Uma vez mais, a posição de distância (Jim não é americano), a condição de vítima e a situação de inocência (no caso, traduzida, sobretudo, pela fragilidade), que modulam o olhar da criança, permitem ao diretor provocar o estranhamento e (re)posicionar o espectador em relação aos temas dos quais o filme se ocupa. Como se verá à frente, sempre através do olhar da criança, a “guerra de Basie” (portanto a guerra dos americanos) é tão cruel e desumana como todas as outras, mas tem um sentido que, se não legitima, pelo menos explica e, portanto, torna o conflito armado algo que a sociedade aceita, mesmo sem concordar e o ser humano suporta, apesar de sofrer, porque na guerra também há como ganhar.

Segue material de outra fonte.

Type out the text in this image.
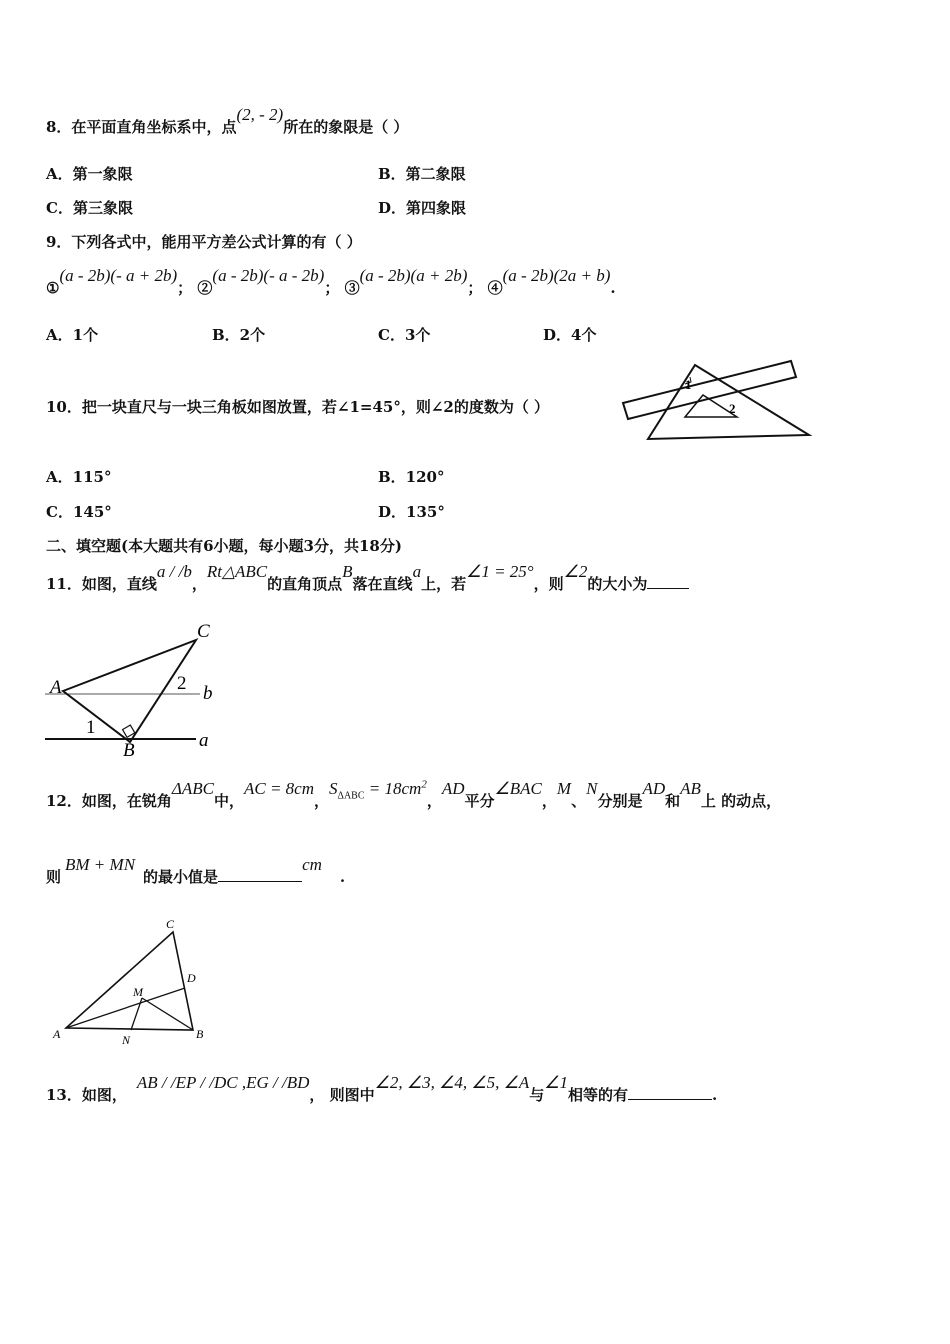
8．在平面直角坐标系中，点(2, - 2)所在的象限是（ ）
A．第一象限	B．第二象限
C．第三象限	D．第四象限
9．下列各式中，能用平方差公式计算的有（ ）
①(a - 2b)(- a + 2b)； ②(a - 2b)(- a - 2b)； ③(a - 2b)(a + 2b)； ④(a - 2b)(2a + b).
A．1个	B．2个	C．3个	D．4个
10．把一块直尺与一块三角板如图放置，若∠1=45°，则∠2的度数为（ ）
1
2
A．115°	B．120°
C．145°	D．135°
二、填空题(本大题共有6小题，每小题3分，共18分)
11．如图，直线a / /b，Rt△ABC的直角顶点B落在直线a上，若∠1 = 25°，则∠2的大小为
C
A	2 b
1
B	a
12．如图，在锐角ΔABC中，AC = 8cm，$S_{\Delta ABC} = 18cm^2$，AD平分∠BAC，M、N分别是AD和AB上 的动点，
则BM + MN的最小值是cm.
C
D
M
A	N	B
13．如图，AB / /EP / /DC ,EG / /BD， 则图中∠2, ∠3, ∠4, ∠5, ∠A与∠1相等的有	.
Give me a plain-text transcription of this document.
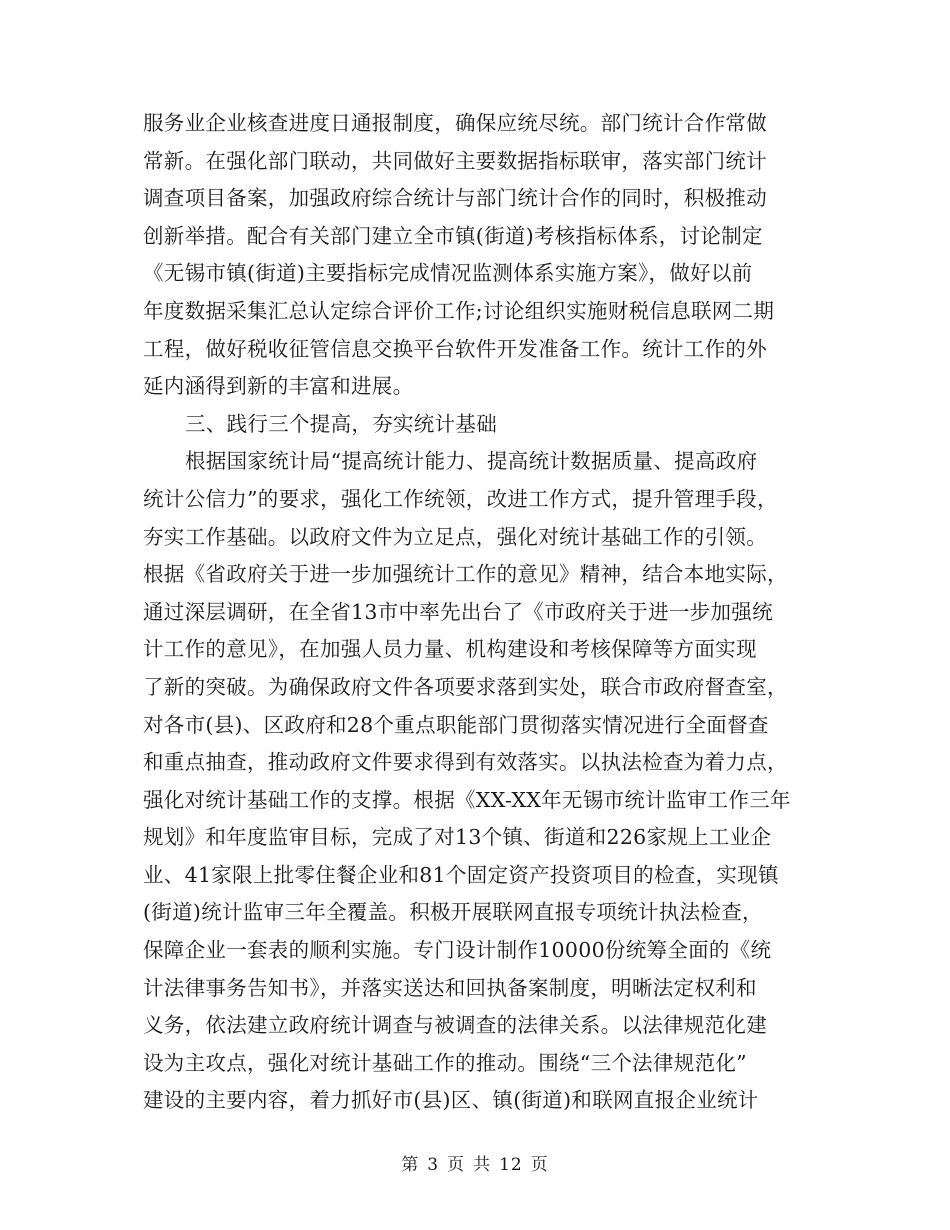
服务业企业核查进度日通报制度，确保应统尽统。部门统计合作常做
常新。在强化部门联动，共同做好主要数据指标联审，落实部门统计
调查项目备案，加强政府综合统计与部门统计合作的同时，积极推动
创新举措。配合有关部门建立全市镇(街道)考核指标体系，讨论制定
《无锡市镇(街道)主要指标完成情况监测体系实施方案》，做好以前
年度数据采集汇总认定综合评价工作;讨论组织实施财税信息联网二期
工程，做好税收征管信息交换平台软件开发准备工作。统计工作的外
延内涵得到新的丰富和进展。
三、践行三个提高，夯实统计基础
根据国家统计局“提高统计能力、提高统计数据质量、提高政府
统计公信力”的要求，强化工作统领，改进工作方式，提升管理手段，
夯实工作基础。以政府文件为立足点，强化对统计基础工作的引领。
根据《省政府关于进一步加强统计工作的意见》精神，结合本地实际，
通过深层调研，在全省13市中率先出台了《市政府关于进一步加强统
计工作的意见》，在加强人员力量、机构建设和考核保障等方面实现
了新的突破。为确保政府文件各项要求落到实处，联合市政府督查室，
对各市(县)、区政府和28个重点职能部门贯彻落实情况进行全面督查
和重点抽查，推动政府文件要求得到有效落实。以执法检查为着力点，
强化对统计基础工作的支撑。根据《XX-XX年无锡市统计监审工作三年
规划》和年度监审目标，完成了对13个镇、街道和226家规上工业企
业、41家限上批零住餐企业和81个固定资产投资项目的检查，实现镇
(街道)统计监审三年全覆盖。积极开展联网直报专项统计执法检查，
保障企业一套表的顺利实施。专门设计制作10000份统筹全面的《统
计法律事务告知书》，并落实送达和回执备案制度，明晰法定权利和
义务，依法建立政府统计调查与被调查的法律关系。以法律规范化建
设为主攻点，强化对统计基础工作的推动。围绕“三个法律规范化”
建设的主要内容，着力抓好市(县)区、镇(街道)和联网直报企业统计
第 3 页 共 12 页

Ilações sobre a aceitabilidade da guerra, como visto em Império do sol, não são propriamente raras nas películas sobre o tema e dessa constatação também aflora um perfil paradoxal ou pelo menos ambíguo desse gênero cinematográfico. Trata-se de observar que, de um modo geral, o cinema de guerra hollywoodiano quase sempre procura levar ao espectador críticas contundentes a situações de beligerância, invariavelmente destruidoras e destrutivas, acompanhadas de exercícios de legitimação do mesmo objeto de crítica, apresentado como algo indesejável, mas, em certas condições, inevitável, ou seja, que precisa ser conduzida, praticada e ganha.

Essa dialética simplória e aparentemente absurda parece funcionar com razoável eficiência quando organizada a vinte e quatro quadros por segundo. Há praticamente um século, filmes de guerra vêm sendo usados para legitimar conflitos, endeusar heróis, aplacar sacrifícios, mobilizar populações, tornando a guerra explosiva, assustadora, mas, ainda assim, necessária e, portanto, aceitável.

Focando especificamente a Segunda Guerra Mundial, Chambers II e Culbert (1996, p. 4) escreveram sobre o assunto: “A Segunda Guerra Mundial foi uma guerra cinemática. Desde o começo, produtoras cinematográficas particulares e governamentais usaram imagens – em noticiários, documentários e produções cinematográficas – para ajudar a mobilizar a população para a guerra.”63

Em Império do sol, os produtores americanos do filme deixam claro que, na arena negativa da guerra, os soldados americanos estão em causa e combatem o bom combate.